Ida B. Wells, 2018

Screen Shot 2018-08-15 at 2.53.10 PMIda B. Wells was born a slave on July 16, 1862 in Holly Springs, Mississippi as the oldest of eight children. Her father, James, was a carpenter and her mother, Elizabeth, was a famous cook. Once slavery ended, Ida attended Shaw University (now Rust College) along with her mother who attended school long enough to learn how to read the Bible.

She was surrounded by political activists and grew up during Reconstruction with a sense of hope about the possibilities of former slaves within the American society. Both parents died, along with an infant brother, during the 1878 yellow fever epidemic when Ida was 16 years old. At that young age, she assumed the responsibility of rearing her five surviving younger brothers and sisters.

She soon became a teacher in a rural Mississippi school order to earn money for the family. After two years, she moved to Memphis for a higher paying teaching job. Although she wrote for church newspapers about inequality in schools as well as many other areas of life, one day changed her life forever. She was accustomed to riding the train in whatever seat she chose. In 1884, the Chesapeake, Ohio and Southwest Railroad forbade her from sitting in the ladies’ coach, even though she had a ticket. She was forcibly removed by three men because she refused to move to the colored car. She subsequently decided to sue the railroad and also wrote an article about the experience. The success of her article about the case as well as the uproar caused by her criticism of the school systems, influenced her career change from teacher to journalist.

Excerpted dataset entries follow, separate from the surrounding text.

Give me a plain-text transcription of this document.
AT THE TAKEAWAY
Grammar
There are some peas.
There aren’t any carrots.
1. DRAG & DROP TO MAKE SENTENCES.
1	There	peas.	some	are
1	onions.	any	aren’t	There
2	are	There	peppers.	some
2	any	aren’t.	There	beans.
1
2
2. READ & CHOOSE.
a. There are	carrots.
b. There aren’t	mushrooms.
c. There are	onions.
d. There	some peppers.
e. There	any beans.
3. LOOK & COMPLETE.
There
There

As injustices against former slaves raged throughout the South and a reign of terror began, Wells’ sense of indignation and quest for justice was fueled. Three of her male friends, who were upstanding, law-abiding, successful businessmen opened a grocery store (in direct competition with a white-owned store). They were lynched in 1892 on the pretext of a crime they did not commit. Wells decided to use her pen to expose the motives behind the violence. Her major contention that lynchings were a systematic attempt to subordinate the black community was incendiary. She wrote about the situation with a clarity and forcefulness that riveted the attention of both blacks and whites. Lynching had become one of the main tactics in the strategy to terrorize blacks, and exposing its real purpose became the target of her crusade for justice. She also advocated for both an economic boycott and a mass migration of black people from Memphis to the Oklahoma territory.

This so enraged her enemies that while she was traveling in the Northeast, they destroyed her printing press, and put a price on her head, threatening her life if she returned to the South. Despite the danger, she continued writing and speaking across the country and went to the United Kingdom to explain the brutality of lynching and the government’s refusal to intervene to stop it.

Wells was invited by Frederick Douglass to come to Chicago in 1893 to work on the pamphlet that was distributed at the World’s Fair to explain the lack of African American representation. In 1894, she traveled throughout England speaking about the atrocities of lynching. In 1895 she settled in Chicago when she married Ferdinand L. Barnett, a widower and a fellow crusader who was a well-known attorney as well as the founder of The Conservator newspaper. In addition to raising Barnett’s two children from his previous marriage, the couple had four children of their own in eight years.

Even with this added responsibility, Wells continued in her relentless fight for social justice. She was involved with many clubs and organizations. In 1909, she was one of the founding members of the National Association for the Advancement of Colored People (NAACP). She also was very active in the women’s suffrage movement, starting the all-black Alpha Suffrage Club. She created one of the first kindergartens for black children. For ten years, from 1910 – 1920, she and her husband started and ran a rooming house and social center called the Negro Fellowship League. In her final year of life, Ida ran for Illinois state senate.

Ida B. Wells-Barnett and her husband Ferdinand L. Barnett lived at 3624 Grand Boulevard (now South King Drive) from 1919 – 1930. The house became a national landmark in 1974. Ida B. Wells-Barnett died on March 25, 1931 leaving a formidable legacy of undaunted courage and tenacity in the fight against racism and sexism in America.

She and her husband are interred at Oak Wood Cemetery in Chicago. Ten years after her death, in 1941, the Ida B. Wells Homes were dedicated. In 2002, the last of that community came down. Now there is an effort to erect a monument to her on the land in Bronzeville where the homes once stood, in the community where she lived for over 35 years.